Go rant
Daniel de Kok
me at nowhere.nospam
Tue Dec 22 01:26:40 PST 2009
On 2009-12-21 19:13:48 +0100, Andrei Alexandrescu
<SeeWebsiteForEmail at erdani.org> said:
> I disagree. We don't want to educate people to write patently
> inefficient code and in poor programming practice.
I do not mind it, it's ok for explaining a concept clearly. Of course,
inadequacies should also be discussed. I'd argue that these are also
the thinking steps normally involved in designing a solution to a
problem: first try to solve it in the obvious way to understand the
problem.
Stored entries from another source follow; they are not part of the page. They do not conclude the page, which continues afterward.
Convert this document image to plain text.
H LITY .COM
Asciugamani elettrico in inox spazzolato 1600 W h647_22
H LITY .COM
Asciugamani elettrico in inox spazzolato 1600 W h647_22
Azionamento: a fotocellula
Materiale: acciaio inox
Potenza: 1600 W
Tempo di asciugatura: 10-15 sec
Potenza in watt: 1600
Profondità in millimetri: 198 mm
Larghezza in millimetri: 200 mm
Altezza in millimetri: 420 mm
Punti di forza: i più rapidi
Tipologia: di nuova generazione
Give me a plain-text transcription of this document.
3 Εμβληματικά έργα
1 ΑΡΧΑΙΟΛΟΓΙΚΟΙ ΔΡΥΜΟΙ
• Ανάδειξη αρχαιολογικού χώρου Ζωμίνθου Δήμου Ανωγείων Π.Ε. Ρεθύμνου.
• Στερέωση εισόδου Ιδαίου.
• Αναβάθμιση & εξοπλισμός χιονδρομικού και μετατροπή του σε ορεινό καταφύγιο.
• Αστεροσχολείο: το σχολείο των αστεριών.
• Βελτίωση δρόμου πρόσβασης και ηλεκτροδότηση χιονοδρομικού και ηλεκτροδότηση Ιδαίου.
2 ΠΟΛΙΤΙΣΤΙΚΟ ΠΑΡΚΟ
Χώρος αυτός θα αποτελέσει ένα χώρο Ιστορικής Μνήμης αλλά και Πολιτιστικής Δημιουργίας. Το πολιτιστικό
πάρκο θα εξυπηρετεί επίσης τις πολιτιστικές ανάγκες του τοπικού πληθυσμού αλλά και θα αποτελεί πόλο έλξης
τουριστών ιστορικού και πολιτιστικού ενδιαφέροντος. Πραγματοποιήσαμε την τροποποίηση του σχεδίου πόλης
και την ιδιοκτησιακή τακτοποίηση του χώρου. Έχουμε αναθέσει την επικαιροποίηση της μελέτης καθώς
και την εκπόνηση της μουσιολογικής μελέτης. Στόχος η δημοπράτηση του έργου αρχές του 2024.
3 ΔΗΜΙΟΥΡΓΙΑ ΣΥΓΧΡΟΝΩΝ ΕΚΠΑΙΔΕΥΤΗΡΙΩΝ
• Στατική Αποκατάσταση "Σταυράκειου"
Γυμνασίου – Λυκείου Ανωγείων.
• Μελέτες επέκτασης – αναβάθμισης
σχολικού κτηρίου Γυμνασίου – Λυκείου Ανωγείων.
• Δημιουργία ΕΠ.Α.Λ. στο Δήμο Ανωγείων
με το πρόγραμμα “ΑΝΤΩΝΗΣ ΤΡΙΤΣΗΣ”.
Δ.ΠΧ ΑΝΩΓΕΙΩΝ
Then, make a more performant implementation. Of course,
performant also depends on the context. I have written a lot of C++
code that tries to squeeze the last bit of performance out of the
machine in a single-core world, but it is also difficult to
parallelize. In a parallel world, the 'slower' solution is sometimes
better.
> In my mind "elegant" and "at a polynomial blowup in complexity" can't
> be reconciled anywhere outside a Turing machine introduction where
> everything is equivalent within a polynomial difference in time and
> space.
Elegant in the sense of being able to describe a concept briefly. The
in-place quicksort does not do this.
> I think that's a roundabout way of saying that functional programming
> is unable to express certain algorithms easily or at all.
...in pure FP. Of course, another problem is that some algorithms are
inherently imperative. For instance, I find calculating the edit
distance in a performant manner ugly in functional languages.